In the context of a Martin Luther King Jr. Day welcoming address, full attribution might not be necessary, BUT arguing that plagiarism in oral remarks is acceptable probably is overreaching.

Nevertheless, a full apology was made. "I will take steps to ensure that all comments are properly acknowledged in the future, regardless of the venue in which they are given," Vandegrift said.

It does seem that plagiarism issues have been more fully addressed at Ohio University and Southern Illinois University than they were at the Harvard Law School. Nobody at OU or SIU tried the "different culture"/"stealing is all right" gambit employed at Harvard.

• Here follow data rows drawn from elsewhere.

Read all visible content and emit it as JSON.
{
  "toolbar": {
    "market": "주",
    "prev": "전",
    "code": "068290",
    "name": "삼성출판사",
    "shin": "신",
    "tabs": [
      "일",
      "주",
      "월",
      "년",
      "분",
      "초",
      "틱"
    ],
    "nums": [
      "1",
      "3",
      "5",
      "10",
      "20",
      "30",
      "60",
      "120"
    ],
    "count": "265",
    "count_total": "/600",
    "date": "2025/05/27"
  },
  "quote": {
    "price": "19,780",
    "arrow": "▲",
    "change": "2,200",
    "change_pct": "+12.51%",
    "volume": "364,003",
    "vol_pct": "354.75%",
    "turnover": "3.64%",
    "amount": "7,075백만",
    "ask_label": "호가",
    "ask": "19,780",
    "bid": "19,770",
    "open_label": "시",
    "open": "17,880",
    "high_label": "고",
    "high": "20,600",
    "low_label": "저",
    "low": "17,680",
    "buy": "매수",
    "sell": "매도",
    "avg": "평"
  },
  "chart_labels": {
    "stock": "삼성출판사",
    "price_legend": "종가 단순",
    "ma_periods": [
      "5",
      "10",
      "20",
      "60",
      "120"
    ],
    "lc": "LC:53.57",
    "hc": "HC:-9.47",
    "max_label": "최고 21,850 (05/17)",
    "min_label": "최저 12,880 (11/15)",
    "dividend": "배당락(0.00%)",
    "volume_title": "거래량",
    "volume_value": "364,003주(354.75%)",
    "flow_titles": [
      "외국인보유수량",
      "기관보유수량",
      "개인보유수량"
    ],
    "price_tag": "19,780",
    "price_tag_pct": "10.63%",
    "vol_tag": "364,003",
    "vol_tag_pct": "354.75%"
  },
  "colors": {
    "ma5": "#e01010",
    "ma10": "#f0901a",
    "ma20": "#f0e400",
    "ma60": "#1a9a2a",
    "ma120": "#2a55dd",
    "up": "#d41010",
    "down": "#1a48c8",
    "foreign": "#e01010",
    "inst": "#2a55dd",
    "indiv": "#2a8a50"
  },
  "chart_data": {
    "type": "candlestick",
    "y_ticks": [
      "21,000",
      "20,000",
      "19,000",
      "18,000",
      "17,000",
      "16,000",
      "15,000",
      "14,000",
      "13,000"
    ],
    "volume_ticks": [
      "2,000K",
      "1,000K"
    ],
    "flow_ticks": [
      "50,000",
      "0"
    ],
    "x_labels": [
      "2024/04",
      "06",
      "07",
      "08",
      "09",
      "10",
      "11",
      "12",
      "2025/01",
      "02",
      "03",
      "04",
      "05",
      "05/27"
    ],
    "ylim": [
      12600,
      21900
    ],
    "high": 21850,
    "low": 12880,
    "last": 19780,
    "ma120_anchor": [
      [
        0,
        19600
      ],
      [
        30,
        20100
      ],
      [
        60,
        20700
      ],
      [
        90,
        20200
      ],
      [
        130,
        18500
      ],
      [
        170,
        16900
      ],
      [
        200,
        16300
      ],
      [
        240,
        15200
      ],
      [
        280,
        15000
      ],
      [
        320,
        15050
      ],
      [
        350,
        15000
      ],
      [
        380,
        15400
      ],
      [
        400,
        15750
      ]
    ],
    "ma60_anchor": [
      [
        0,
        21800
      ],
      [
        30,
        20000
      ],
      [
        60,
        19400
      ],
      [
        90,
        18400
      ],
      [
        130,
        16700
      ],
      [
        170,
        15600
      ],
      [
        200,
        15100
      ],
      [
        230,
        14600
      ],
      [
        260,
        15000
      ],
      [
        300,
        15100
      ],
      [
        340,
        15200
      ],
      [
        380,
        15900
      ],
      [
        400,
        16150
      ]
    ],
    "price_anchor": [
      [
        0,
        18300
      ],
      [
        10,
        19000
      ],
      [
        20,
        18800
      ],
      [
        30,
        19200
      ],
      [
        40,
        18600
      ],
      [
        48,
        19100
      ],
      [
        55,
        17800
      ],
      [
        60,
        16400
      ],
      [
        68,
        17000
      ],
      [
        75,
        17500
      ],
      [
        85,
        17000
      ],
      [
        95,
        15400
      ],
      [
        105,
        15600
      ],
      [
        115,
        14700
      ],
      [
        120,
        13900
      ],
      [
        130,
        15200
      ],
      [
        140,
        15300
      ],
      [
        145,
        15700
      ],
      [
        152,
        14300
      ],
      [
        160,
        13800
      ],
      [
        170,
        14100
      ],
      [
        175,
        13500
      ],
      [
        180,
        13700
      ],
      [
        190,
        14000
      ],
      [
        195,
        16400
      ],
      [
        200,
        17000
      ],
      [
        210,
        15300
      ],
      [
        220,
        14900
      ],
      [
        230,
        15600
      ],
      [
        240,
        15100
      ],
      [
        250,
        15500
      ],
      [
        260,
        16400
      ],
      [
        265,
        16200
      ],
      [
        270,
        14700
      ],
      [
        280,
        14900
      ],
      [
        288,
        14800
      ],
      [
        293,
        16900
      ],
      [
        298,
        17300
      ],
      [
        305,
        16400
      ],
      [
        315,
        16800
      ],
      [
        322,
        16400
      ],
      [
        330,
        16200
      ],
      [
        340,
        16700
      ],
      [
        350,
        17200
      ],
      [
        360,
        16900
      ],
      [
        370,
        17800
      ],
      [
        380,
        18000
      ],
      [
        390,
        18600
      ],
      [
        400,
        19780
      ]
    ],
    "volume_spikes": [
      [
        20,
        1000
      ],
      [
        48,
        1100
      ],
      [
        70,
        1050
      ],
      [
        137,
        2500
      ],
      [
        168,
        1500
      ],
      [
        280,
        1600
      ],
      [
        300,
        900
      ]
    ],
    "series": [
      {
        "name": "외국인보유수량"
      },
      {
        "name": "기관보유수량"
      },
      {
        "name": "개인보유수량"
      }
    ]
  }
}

There is some irony in the plagiarism charges surrounding a speech on Martin Luther King Jr. day. There were charges of plagiarism against Dr. King concerning his thesis at Boston University:

On the evidence, there can be little doubt that he plagiarized his Ph.D. dissertation at Boston University from an earlier one by a man, now deceased, named Jack Boozer. Pappas compares eight or more passages from Boozer's thesis with passages from King's in which the ideas and phrasing are virtually identical. He also cites several passages in which King and Boozer make almost identical mistakes in citation or punctuation.

Barry R. Gross concluded:

The academy is not a business; it cannot point to a bottom line of profit to justify its existence. Nor is the academy a political entity; it cannot point to accomplishment in statecraft or public welfare to justify its existence. All it can point to is its guarantee that, insofar as humanly possible, the intellectual efforts produced under its aegis are genuine, that its assertions are believed to be correct, are believed to be made without knowing bias, and are made originally by the authors who claim them. And if the academy cannot say that, it can say nothing at all.

The wikipedia noted:

Although several newspapers had the story for over a year, none published it, later prompting speculation that the story had been withheld due to political correctness.

The incident was first reported in December 3, 1989 edition of the Sunday Telegraph by Frank Johnson, titled "Martin Luther King--Was He a Plagiarist?". The fact that non US media broke the story first is described as an indication of how sensitive the matter is in U.S. The incident was then reported in U.S. in the November 9, 1990 edition of the Wall Street Journal under the title of "To Their Dismay, King Scholars Find a Troubling Pattern". Several other newspapers then followed with stories, including the Boston Globe and the New York Times.

Further discussion of the matter appears here:

During the eight years I wrote columns for USA Today, I asked the editor if I could do a column on King’s plagiarism, however, I never got permission. I had read the story of King’s thievery in the London papers during a stopover from one of my trips from the Middle East. The editor of USA Today either did not believe me or more probably did not want to take the heat for breaking the story. The Wall Street Journal broke the story a couple of months later although they did so gingerly.

A rather intense story of the King matter appears in a piece by Alan Stang. Therein there is quotation of significant text by one Professor Gerry Harbison, of the Chemistry Department at the University of Nebraska. Also, there is discussion of an article in Chronicles in Jan. 1991 by Boston University president Jon Westling, denying the existence of plagiarism in King's thesis. There is discussion of Peter Waldman of WSJ. Stang suggests a "white" man would have lost his degree, but the story of Glenn Poshard of SIU suggests otherwise.